A este ponto produz-se o consenso, a tomada de posição pessoal que contradiz a vontade de Deus. Depois de se repetirem os consentimentos pela ausência da luta, tornamo-nos escravos de uma paixão ou de um vício. Este processo elementar pode porém ser interrompido pelo exercício imediato da luta, no instante em que nascem os pensamentos e as sugestões.
Querido amigo, concordarás que temos de nos precaver com tal luta. É um duro combate. Escrevia Arthur Rimbaud: «A luta espiritual é tão brutal como uma batalha entre homens», mas produz frutos: pacificação, liberdade, mansidão... Graças a tal luta a fé é perseverante e o amor purificado.

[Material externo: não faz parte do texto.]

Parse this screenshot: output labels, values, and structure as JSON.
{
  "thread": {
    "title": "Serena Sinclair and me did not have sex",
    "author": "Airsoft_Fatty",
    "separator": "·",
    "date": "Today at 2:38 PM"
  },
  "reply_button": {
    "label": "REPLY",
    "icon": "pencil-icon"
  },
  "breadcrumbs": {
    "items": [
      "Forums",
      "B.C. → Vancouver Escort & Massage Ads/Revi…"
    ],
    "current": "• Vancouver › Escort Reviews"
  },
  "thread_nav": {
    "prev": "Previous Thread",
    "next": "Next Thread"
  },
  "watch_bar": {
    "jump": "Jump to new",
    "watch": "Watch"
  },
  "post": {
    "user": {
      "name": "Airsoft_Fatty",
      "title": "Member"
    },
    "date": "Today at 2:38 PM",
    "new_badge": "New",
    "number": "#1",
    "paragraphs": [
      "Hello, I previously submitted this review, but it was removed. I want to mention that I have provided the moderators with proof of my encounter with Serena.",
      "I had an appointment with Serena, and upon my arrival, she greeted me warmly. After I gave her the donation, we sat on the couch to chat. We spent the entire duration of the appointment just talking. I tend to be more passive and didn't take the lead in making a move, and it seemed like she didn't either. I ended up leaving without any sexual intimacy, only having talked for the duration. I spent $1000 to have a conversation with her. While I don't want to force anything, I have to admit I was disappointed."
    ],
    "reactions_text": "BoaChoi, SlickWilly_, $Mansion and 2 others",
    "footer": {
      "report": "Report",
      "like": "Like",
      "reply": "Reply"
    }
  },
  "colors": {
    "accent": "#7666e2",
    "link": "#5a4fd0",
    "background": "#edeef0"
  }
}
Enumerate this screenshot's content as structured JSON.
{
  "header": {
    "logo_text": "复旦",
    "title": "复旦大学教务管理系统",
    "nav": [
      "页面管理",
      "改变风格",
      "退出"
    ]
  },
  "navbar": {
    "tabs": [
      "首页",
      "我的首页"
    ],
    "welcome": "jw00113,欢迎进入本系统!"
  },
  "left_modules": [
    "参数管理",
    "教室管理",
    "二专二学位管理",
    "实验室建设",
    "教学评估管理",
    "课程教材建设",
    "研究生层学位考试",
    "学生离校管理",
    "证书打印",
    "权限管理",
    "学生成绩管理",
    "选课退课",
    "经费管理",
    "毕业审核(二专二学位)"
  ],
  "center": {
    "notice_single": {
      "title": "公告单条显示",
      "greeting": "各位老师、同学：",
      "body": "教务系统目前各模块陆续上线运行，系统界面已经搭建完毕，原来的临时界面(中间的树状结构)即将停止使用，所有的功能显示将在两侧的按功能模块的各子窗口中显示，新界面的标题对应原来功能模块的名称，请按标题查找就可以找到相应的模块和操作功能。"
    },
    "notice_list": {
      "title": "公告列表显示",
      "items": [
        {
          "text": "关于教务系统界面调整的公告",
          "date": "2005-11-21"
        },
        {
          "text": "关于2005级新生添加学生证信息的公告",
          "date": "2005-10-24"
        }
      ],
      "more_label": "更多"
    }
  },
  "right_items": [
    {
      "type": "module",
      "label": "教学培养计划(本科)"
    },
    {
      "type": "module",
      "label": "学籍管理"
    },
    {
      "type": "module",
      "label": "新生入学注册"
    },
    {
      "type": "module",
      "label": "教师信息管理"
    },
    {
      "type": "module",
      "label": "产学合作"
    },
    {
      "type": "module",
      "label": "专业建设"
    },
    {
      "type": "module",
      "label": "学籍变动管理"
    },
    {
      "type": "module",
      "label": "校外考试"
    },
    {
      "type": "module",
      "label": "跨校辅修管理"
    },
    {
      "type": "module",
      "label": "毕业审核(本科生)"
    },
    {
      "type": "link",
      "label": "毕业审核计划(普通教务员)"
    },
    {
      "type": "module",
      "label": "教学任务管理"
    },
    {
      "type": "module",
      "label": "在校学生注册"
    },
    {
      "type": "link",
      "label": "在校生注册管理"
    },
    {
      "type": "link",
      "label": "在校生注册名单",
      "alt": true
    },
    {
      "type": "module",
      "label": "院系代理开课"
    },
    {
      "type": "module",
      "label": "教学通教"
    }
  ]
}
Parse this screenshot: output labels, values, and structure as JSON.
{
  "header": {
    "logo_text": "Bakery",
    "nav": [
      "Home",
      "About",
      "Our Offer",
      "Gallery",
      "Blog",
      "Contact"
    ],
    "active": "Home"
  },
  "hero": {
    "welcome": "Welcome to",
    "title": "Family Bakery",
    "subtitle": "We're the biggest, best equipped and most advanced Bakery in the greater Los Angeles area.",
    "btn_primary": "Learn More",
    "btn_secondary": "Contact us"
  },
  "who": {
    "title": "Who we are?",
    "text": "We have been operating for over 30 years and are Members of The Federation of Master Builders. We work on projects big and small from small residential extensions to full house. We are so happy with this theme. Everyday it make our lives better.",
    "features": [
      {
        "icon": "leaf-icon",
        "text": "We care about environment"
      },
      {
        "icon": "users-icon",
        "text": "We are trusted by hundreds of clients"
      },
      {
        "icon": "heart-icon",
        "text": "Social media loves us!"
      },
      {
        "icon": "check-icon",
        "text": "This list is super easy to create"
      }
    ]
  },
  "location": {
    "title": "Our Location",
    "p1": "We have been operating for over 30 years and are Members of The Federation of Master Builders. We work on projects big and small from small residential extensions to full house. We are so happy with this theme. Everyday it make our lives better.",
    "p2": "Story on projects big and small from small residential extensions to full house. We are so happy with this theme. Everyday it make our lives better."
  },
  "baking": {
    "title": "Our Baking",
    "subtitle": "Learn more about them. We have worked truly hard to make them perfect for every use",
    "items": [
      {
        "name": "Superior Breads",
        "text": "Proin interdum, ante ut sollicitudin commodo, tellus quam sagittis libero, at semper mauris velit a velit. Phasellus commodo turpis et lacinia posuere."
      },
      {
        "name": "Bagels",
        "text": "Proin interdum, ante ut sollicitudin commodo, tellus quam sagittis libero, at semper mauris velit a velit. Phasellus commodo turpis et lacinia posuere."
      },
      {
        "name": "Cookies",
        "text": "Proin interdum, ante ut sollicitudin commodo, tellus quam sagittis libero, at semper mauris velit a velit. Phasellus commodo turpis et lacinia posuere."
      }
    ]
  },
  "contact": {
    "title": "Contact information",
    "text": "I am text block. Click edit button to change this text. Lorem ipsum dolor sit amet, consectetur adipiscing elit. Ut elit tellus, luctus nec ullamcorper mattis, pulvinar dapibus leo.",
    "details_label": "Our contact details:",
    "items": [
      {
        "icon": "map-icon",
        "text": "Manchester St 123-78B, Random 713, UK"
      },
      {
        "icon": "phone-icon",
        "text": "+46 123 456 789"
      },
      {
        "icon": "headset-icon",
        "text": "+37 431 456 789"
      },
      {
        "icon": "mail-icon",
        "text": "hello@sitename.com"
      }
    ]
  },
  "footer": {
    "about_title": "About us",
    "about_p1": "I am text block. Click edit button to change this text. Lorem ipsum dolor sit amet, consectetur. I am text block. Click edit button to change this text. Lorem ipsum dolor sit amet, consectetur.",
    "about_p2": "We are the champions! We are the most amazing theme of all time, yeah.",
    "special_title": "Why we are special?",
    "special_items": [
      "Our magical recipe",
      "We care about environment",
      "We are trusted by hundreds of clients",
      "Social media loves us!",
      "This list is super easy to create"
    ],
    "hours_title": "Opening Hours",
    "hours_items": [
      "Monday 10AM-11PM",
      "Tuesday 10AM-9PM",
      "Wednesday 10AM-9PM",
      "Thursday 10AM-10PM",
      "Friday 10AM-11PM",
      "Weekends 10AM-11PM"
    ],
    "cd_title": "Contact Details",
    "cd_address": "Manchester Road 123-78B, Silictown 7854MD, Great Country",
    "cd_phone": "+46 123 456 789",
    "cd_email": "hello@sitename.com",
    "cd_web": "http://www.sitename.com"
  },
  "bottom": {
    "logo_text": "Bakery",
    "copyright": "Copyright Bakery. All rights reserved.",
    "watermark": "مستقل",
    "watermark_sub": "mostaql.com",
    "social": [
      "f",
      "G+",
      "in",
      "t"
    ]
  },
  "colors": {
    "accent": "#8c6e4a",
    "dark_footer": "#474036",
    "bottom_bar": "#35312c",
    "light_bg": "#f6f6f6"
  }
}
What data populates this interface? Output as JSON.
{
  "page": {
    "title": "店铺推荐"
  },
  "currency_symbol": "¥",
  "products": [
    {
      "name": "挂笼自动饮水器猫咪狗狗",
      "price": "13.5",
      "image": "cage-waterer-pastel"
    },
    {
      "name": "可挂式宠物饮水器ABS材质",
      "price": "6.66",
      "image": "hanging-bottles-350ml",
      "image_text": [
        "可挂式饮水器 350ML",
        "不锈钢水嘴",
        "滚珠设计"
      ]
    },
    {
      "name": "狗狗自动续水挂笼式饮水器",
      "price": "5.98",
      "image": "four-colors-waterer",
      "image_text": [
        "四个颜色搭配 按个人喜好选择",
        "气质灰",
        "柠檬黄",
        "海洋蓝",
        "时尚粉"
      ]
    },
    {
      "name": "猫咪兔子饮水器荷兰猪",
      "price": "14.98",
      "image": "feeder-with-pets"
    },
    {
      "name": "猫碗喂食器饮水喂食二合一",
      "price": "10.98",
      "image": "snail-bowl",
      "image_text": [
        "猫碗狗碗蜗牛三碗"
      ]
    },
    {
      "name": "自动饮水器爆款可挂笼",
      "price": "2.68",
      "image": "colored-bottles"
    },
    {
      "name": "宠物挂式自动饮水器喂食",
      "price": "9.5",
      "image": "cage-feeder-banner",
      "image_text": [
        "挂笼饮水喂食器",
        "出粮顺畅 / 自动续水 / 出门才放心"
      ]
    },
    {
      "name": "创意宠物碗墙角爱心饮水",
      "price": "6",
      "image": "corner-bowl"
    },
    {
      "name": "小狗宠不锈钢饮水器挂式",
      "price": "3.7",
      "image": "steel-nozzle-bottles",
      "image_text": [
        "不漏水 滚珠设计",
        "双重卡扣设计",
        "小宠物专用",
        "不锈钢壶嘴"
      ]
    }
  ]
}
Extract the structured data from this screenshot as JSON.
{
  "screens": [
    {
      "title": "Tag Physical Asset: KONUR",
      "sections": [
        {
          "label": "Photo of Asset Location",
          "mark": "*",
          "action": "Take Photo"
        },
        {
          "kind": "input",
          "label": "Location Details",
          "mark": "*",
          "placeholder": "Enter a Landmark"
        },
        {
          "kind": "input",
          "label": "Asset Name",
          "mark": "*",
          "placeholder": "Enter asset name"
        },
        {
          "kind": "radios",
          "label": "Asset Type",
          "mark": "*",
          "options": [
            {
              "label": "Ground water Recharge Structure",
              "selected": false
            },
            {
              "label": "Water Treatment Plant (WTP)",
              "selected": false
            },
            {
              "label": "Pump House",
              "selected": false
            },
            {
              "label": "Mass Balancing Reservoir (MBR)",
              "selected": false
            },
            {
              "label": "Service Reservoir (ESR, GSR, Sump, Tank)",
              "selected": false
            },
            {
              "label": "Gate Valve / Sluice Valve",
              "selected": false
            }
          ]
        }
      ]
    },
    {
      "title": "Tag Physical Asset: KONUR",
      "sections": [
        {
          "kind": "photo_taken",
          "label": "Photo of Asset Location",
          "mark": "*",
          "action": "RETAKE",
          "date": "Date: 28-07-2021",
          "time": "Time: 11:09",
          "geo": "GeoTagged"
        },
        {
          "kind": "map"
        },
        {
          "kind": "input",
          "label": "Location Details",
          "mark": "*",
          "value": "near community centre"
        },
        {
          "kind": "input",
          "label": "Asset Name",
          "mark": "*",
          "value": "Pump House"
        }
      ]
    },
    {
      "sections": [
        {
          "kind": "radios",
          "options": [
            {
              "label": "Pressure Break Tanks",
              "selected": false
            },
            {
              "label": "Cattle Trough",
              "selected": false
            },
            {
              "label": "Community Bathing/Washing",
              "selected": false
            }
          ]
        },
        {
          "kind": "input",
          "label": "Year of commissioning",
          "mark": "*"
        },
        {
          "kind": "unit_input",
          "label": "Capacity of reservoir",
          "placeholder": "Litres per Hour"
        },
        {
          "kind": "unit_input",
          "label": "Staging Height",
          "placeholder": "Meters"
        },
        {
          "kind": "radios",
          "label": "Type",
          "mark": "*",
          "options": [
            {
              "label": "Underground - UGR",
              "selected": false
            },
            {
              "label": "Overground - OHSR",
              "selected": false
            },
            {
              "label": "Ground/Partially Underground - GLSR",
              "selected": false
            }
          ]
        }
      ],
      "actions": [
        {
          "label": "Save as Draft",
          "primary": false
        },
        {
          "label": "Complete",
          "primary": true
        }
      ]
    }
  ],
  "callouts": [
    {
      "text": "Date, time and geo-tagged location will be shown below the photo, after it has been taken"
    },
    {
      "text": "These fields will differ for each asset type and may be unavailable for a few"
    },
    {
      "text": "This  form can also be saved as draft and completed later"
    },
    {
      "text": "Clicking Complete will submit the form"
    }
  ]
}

Resiste ao inimigo que está em ti
Confessaste-me a tua dificuldade em viver no quotidiano da existência aquela reconciliação e aquela fatigante procura da comunhão que constituem um dos pontos principais da vivência da nossa fé. Mas o Evangelho chama-nos a isto, e até nos pede algo mais, o amor aos inimigos. Loucura, dirás tu; lindas palavras, utopia que nunca encontrará realização. É o que assim pode parecer.
No entanto a vida conforme ao Evangelho encontra a sua realização nas palavras e nos gestos de Jesus que indicam no amor ao inimigo o horizonte da praxis do cristão. Assim, de facto diz Jesus: «Amai os vossos inimigos, fazei bem àqueles que vos odeiam» (Lucas 6,27) e toda a Sua vida - até ao lavar dos pés mesmo a Judas, até à cruz, onde rezou pelos Seus algozes enquanto O crucificavam - testemunha um amor incondicional até para com o inimigo.
Este é o exemplo que Jesus nos deixou. Mas tu perguntas-me: É realmente possível amar o inimigo, e amá-lo precisamente enquanto manifesta a sua hostilidade e inimizade, o seu ódio e a sua adversidade? É humanamente possível tal escandalosa simultaneidade?
A tua experiência, como de resto a minha, diz-te que este apelo ao amor do inimigo parece porventura fascinante em teoria, mas desfaz-se no esquecimento e não encontra nenhuma consistência existencial perante precisas e concretas situações de inimizade. Tu não te resignes a esta contradição, e não esqueças que o amor chega através de um longo caminho, um lento exercício, porque o amor não é espontâneo mas exige disciplina, ascese, luta contra o instinto da ira e contra a tentação do ódio.
Jesus, quando pede para amar o inimigo, coloca o crente numa tensão, num caminho. Do esforço para operar sempre novamente a lei de talião, ou seja, a tentação de vingar o mal recebido, devemos chegar a não opor-nos ao malvado, a contrapor ao mal aquela passividade ativíssima que é a não-violência, confiando no Deus único, Senhor e Juiz dos corações e das ações dos homens.
Desta forma, tomarás consciência de que o inimigo é o nosso maior mestre, aquele que pode realmente descobrir o que nos habita no coração e que não emerge quando nos encontramos de boas relações com os outros. Quando na verdade te opões aos outros, podes aceder ao verdadeiro conhecimento de ti e julgar em profundidade a qualidade do teu amor: perceberás espiritualmente que o verdadeiro inimigo está em ti e não fora de ti, e que a luta a travar não é contra o outro, mas contra a injustiça do teu coração, contra a absolutização do teu "eu" à custa dos outros. A pouco e pouco, tornar-te-ás capaz de obedecer às palavras do Senhor que nos convidam a oferecer a outra face, a dar também a túnica àquele que quer tirar-te o capote...
Ora, para que tudo isto seja possível, não esquecer o que o Evangelho põe sempre ao lado do mando de amar os inimigos, a oração pelos perseguidores, a intercessão pelos adversários: «Amai os vossos inimigos e orai por aqueles que vos perseguem.» (Mateus 5,44) Se não assumes o outro - em especial o outro que se fez teu inimigo, que te contradiz, que te calunia - na oração, aprendendo assim a vê-lo com os olhos de Deus, nunca chegarás a amá-lo! Se, ao contrário, te pões, a ti e a ele, sob os olhos de Deus na oração, verás que não em virtude da tua força, mas graças à misericórdia de Deus, saberás realizar a maravilha impossível do amor pelos inimigos.